Der Umsatz mit Industriechemikalien zog um 25 Prozent an und erreichte einen neuen Rekordwert von 88,3 Milliarden US$. Die Preisentwicklung schlug auch auf chemische Endprodukte durch, sodass der Gesamtumsatz der chemischen Industrie in Brasilien um 27 Prozent auf einen neuen Höchstwert von 187 Milliarden US$ anstieg.
Brasiliens Industrie produzierte 2022 etwas weniger Industriechemikalien als im Vorjahr. Die Produktionskapazitäten werden schon seit langem suboptimal ausgelastet: im Jahresdurchschnitt 2022 nur zu etwa 70 Prozent, und damit deutlich unter der wirtschaftlich sinnvollen Mindestauslastung von 80 Prozent. Um die hohe und stark steigende Importabhängigkeit bei Basischemikalien zu drosseln, muss die Regierung für Vorhersehbarkeit sorgen und Investitionsanreize setzen.
Düngerproduzenten setzen auf Nachhaltigkeit
Für den Düngemittelsektor legte die Regierung im März 2022 ein Förderprogramm auf. Brasiliens Hersteller investieren bereits und achten dabei verstärkt auf den CO₂-Fußabdruck ihrer Düngemittel. Die Petrochemiegruppe Unigel pachtete zwei Stickstoffdünger-Anlagen des halbstaatlichen Ölkonzerns Petrobras in Laranjeiras (Sergipe) und in Camaçari (Bahia) und nahm den Betrieb im Jahr 2021 auf. Seit Mitte 2022 errichtet Unigel am Standort Camaçari Brasiliens erste Elektrolyseanlage zur Produktion von Ammoniak aus grünem Wasserstoff im Industriemaßstab. Ab 2024 soll die Anlage 60.000 Tonnen Ammoniak pro Jahr erzeugen. Bis 2025 wird die Kapazität dann vervierfacht. Dagegen setzt der norwegische Konzern Yara auf Biomethan und schloss langfristige Lieferverträge mit dem Bioethanolkonzern Raízen.

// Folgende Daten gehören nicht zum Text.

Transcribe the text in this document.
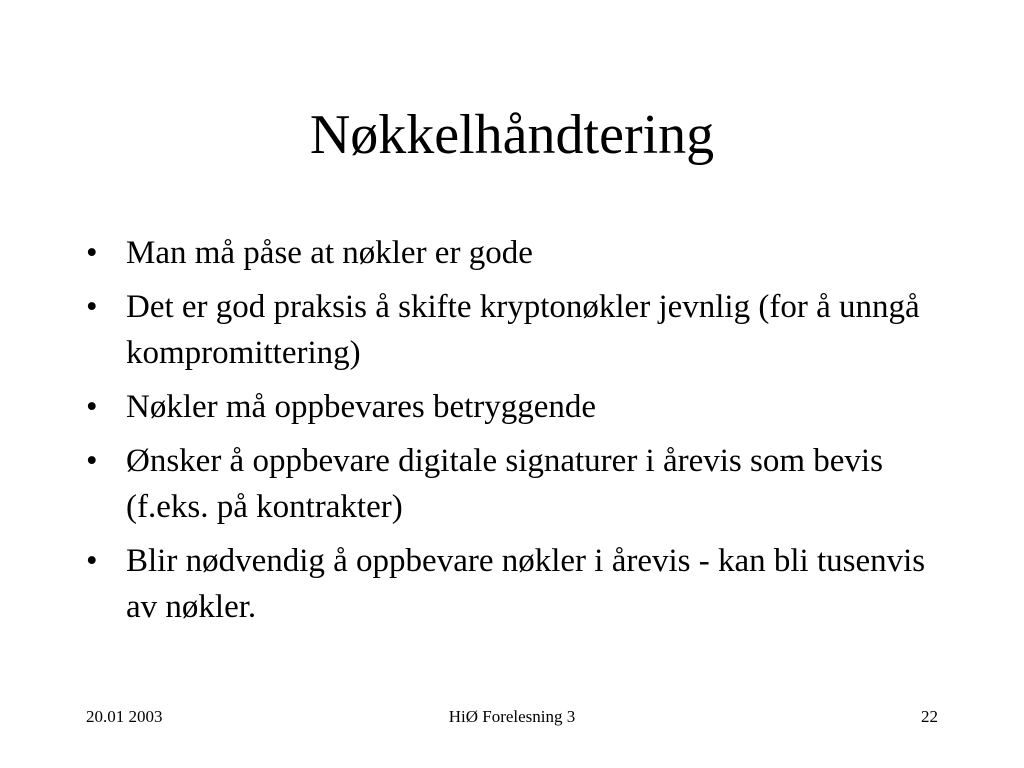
Nøkkelhåndtering
• Man må påse at nøkler er gode
• Det er god praksis å skifte kryptonøkler jevnlig (for å unngå kompromittering)
• Nøkler må oppbevares betryggende
• Ønsker å oppbevare digitale signaturer i årevis som bevis (f.eks. på kontrakter)
• Blir nødvendig å oppbevare nøkler i årevis - kan bli tusenvis av nøkler.
20.01 2003	HiØ Forelesning 3	22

Die Zukunft von zwei weiteren Stickstoffdünger-Anlagen von Petrobras ist noch nicht geklärt. Gegebenenfalls wird der Konzern die Anlage UFN III in Três Lagoas (Mato Grosso do Sul) selbst fertigstellen und in Betrieb nehmen. Das Werk in Araucária (Paraná) ist bereits seit dem 1. Halbjahr 2020 außer Betrieb.
Markt für Agrarchemie wird weiter wachsen
Nach zwei schlechteren Erntejahren soll das Jahr 2023 neue Rekordzahlen bringen, was die Gesamtkonjunktur stützen dürfte. Das Wirtschaftsinstitut FGV erwartet, dass die Wertschöpfung des Agrarsektors um 8 Prozent zulegen wird. Sorgen bereiten jedoch die stark gestiegenen Kosten.

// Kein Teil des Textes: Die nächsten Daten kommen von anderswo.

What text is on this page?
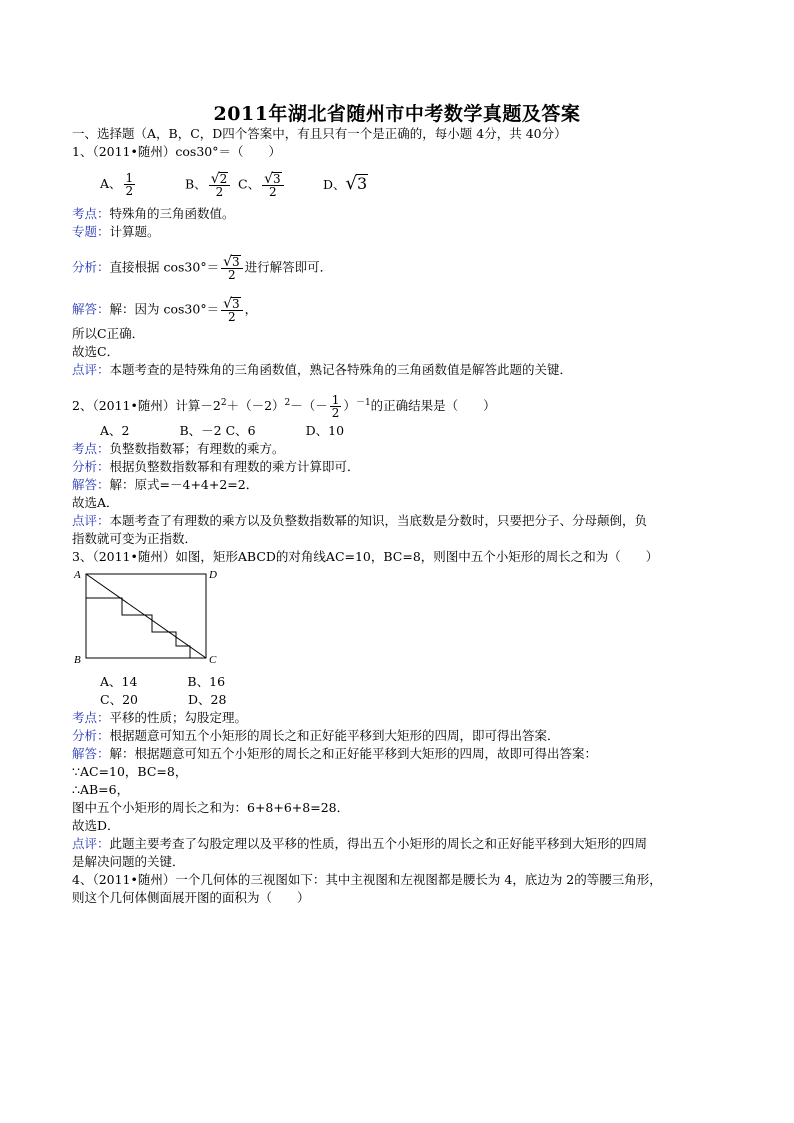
2011年湖北省随州市中考数学真题及答案
一、选择题（A，B，C，D四个答案中，有且只有一个是正确的，每小题 4分，共 40分）
1、（2011•随州）cos30°＝（　　）
A、 $\frac{1}{2}$	B、 $\frac{√2}{2}$ C、 $\frac{√3}{2}$	D、√3
考点：特殊角的三角函数值。
专题：计算题。
分析：直接根据 $\cos 30^\circ= \frac{√3}{2}$ 进行解答即可．
解答：解：因为 $\cos 30^\circ= \frac{√3}{2}$ ，
所以C正确．
故选C．
点评：本题考查的是特殊角的三角函数值，熟记各特殊角的三角函数值是解答此题的关键．
2、（2011•随州）计算$-2^2+(-2)^2-(- \frac{1}{2} )^{-1}$的正确结果是（　　）
A、2　　　　B、－2 C、6　　　　D、10
考点：负整数指数幂；有理数的乘方。
分析：根据负整数指数幂和有理数的乘方计算即可．
解答：解：原式=－4+4+2=2．
故选A．
点评：本题考查了有理数的乘方以及负整数指数幂的知识，当底数是分数时，只要把分子、分母颠倒，负
指数就可变为正指数．
3、（2011•随州）如图，矩形ABCD的对角线AC=10，BC=8，则图中五个小矩形的周长之和为（　　）
A	D
B	C
A、14　　　　B、16
C、20　　　　D、28
考点：平移的性质；勾股定理。
分析：根据题意可知五个小矩形的周长之和正好能平移到大矩形的四周，即可得出答案．
解答：解：根据题意可知五个小矩形的周长之和正好能平移到大矩形的四周，故即可得出答案：
∵AC=10，BC=8，
∴AB=6，
图中五个小矩形的周长之和为：6+8+6+8=28．
故选D．
点评：此题主要考查了勾股定理以及平移的性质，得出五个小矩形的周长之和正好能平移到大矩形的四周
是解决问题的关键．
4、（2011•随州）一个几何体的三视图如下：其中主视图和左视图都是腰长为 4，底边为 2的等腰三角形，
则这个几何体侧面展开图的面积为（　　）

Mit bis zu drei Ernten pro Jahr und stets wachsenden Anbauflächen bleibt Brasilien der weltweit wichtigste Markt für Pflanzenschutzmittel. Im Jahr 2022 stieg der Branchenumsatz gerechnet in US-Dollar um 38 Prozent auf 20,7 Milliarden US$ an. Laut Branchenverband Sindiveg führten hohe Preissteigerungen bei den zu 90 Prozent importierten Wirkstoffen zu einer Kostensteigerung pro Hektar um 28 Prozent. Für 2023 prognostizieren Branchenexperten eine erneute Ausweitung der behandelten Agrarflächen und somit eine weiter steigende Nachfrage.

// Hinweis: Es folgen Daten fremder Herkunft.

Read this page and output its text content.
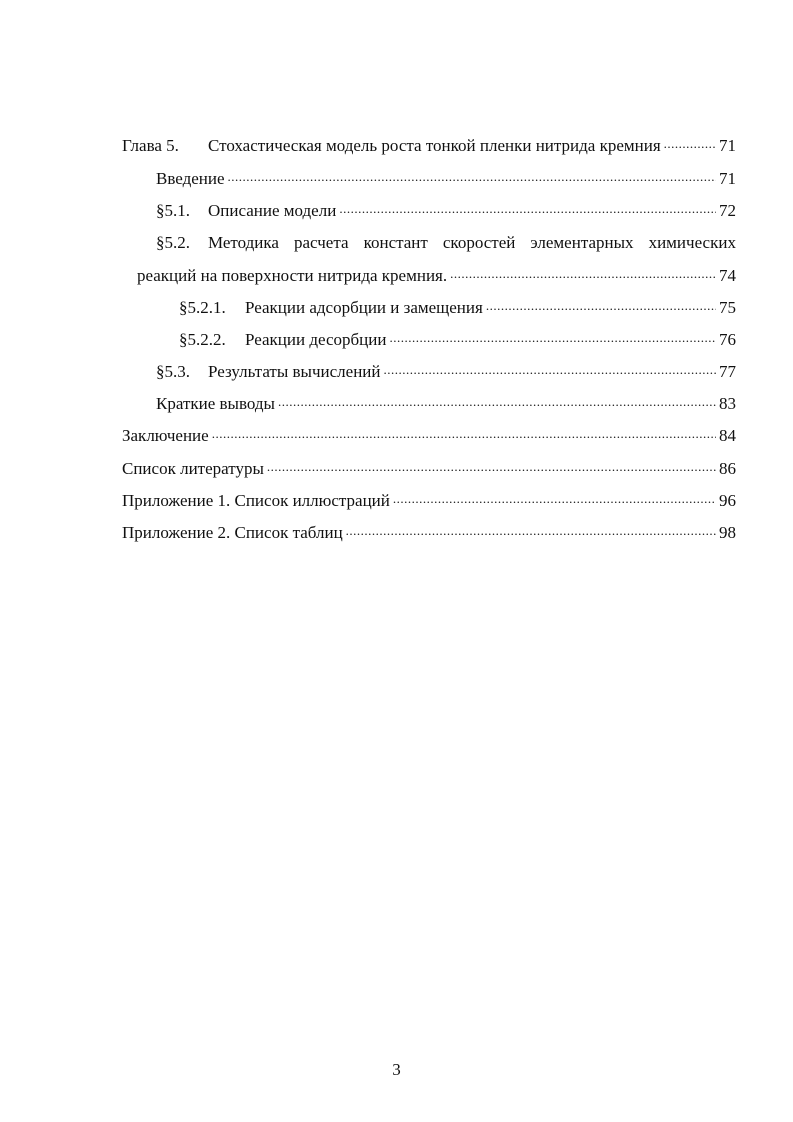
Глава 5.	Стохастическая модель роста тонкой пленки нитрида кремния .....	71
Введение .....	71
§5.1.	Описание модели .....	72
§5.2.	Методика расчета констант скоростей элементарных химических
реакций на поверхности нитрида кремния. .....	74
§5.2.1.	Реакции адсорбции и замещения .....	75
§5.2.2.	Реакции десорбции .....	76
§5.3.	Результаты вычислений .....	77
Краткие выводы .....	83
Заключение .....	84
Список литературы .....	86
Приложение 1. Список иллюстраций .....	96
Приложение 2. Список таблиц .....	98
3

Aufgrund von Lieferkettenstörungen brachen der Import und Verkauf von Düngemitteln 2022 um über 10 Prozent ein. Doch bereits in diesem Jahr soll sich der Absatz erholen und ab 2024 wieder neue Rekordmarken über den 39 Millionen Tonnen aus dem Jahr 2021 aufstellen. Preissenkungen treiben die Nachfrage zum Jahresbeginn 2023 in die Höhe.
Nach dem Rekordjahr für Immobilienfarben, die über 80 Prozent des Verkaufsvolumens des Sektors ausmachen, ging der Absatz von Farben und Lacken 2022 um 4 Prozent zurück. Für 2023 prognostiziert der Branchenverband Abrafati einen leichten Anstieg um 2 Prozent, gefolgt von einem erneuten Rückgang in den Folgejahren 2024 und 2025. Der Markt für Kfz-Reparaturlacke sowie für Industriefarben und -lacke legte um 1,4 respektive 2,2 Prozent zu. Trotz eines Plus von 6,5 Prozent erreichte das Segment Fahrzeuglacke an Original Equipment Manufacturer (OEM-Hersteller) noch lange nicht das Vorkrisenniveau von 2019 und wird voraussichtlich auch 2023 schwächeln.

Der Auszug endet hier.